After having read the conclusion of the systematic review of Bini et al. who recommended to conduct additional trials on the effectiveness of manual therapy in patients with cervicogenic headache [1], we read with interest the study by Kashif et al. [2] who investigated the effect of sustained natural apophyseal glides (SNAGs) in similar patients. Besides the fact that this study is not really original as the experimental protocol is nearly identical to the one of Shin et al. [3], we want to point out that caution should be taken when reading the conclusions of the article by Kashif et al. As motivation, we would like to highlight the following points in particular:

Firstly, analysis of the results section reveals several inconsistencies. Notably, discrepancies are observed in the data concerning the height in centimeters of the participants of both groups (i.e., 5.37 ± 20 and 5.33 ± 0.16, respectively). Additionally, the cervical extension range of motion changed from 32.45^∘ at week 3 to 0.87^∘ at week 4 of the treatment. More concerning is the presence of implausible data in the results section, specifically the entirely identical data, including means and standard deviation, in both groups at baseline and week 1 for the NDI score (i.e., 22.10 ± 7.77).

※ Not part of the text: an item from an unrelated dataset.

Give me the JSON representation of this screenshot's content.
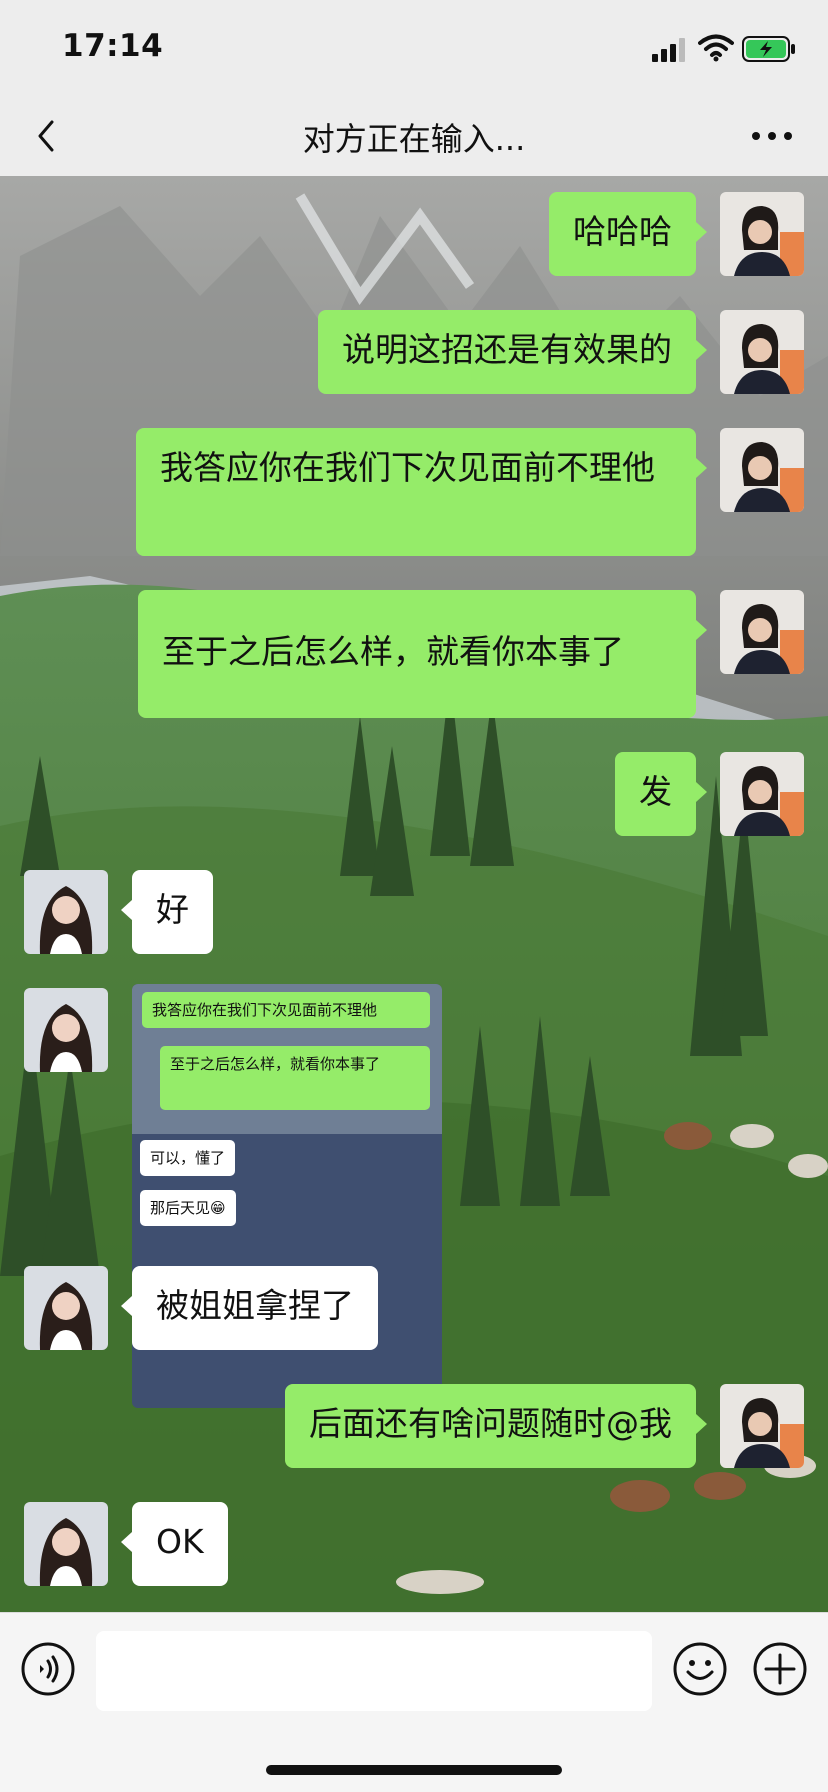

Secondly, the analysis of the results relies exclusively on the p-value. However, current consensus suggests the utilization of the effect size as the primary metric for interpreting observed changes following a treatment. This preference stems from the limitation of the p-value, which fails to provide information on the magnitude of the effect [4]. Another notable limitation is the absence of an explanation regarding the methodology for calculating the sample size. Furthermore, certain analyses provide confusing results; for instance, the comparison between groups concerning the pre-measurement of VAS produces different p-values results in Tables 1 and 2.

Thirdly, important information is lacking regarding the outcomes. Specifically, a clearly identified primary outcome is not identified. Additionally, the nature of the pain VAS is ambiguous – whether it assesses present pain, average pain over the last 24 hours or 7 days remains unclear. Furthermore, it is uncertain whether the NDI score is expressed in percentage terms. The interpretation of the result (1.4 ± 0.11) for the question “Does your headache aggravate with physical activity” is also unclear. Moreover, the provided information regarding the clinimetric properties of the assessment tools is incomplete and inadequate. For example, the VAS tool used in the present study is reported to have an excellent intra-rater and inter-rater reliability (r= 0,99 and r= 1) based on the study of Wagner et al. [5] who focused on acute mountain sickness. The use of a numeric rating scale, which has been tested in such patients, would have been more appropriate [6].

Considering these substantial limitations, we find the conclusions drawn in this article to be potentially misleading.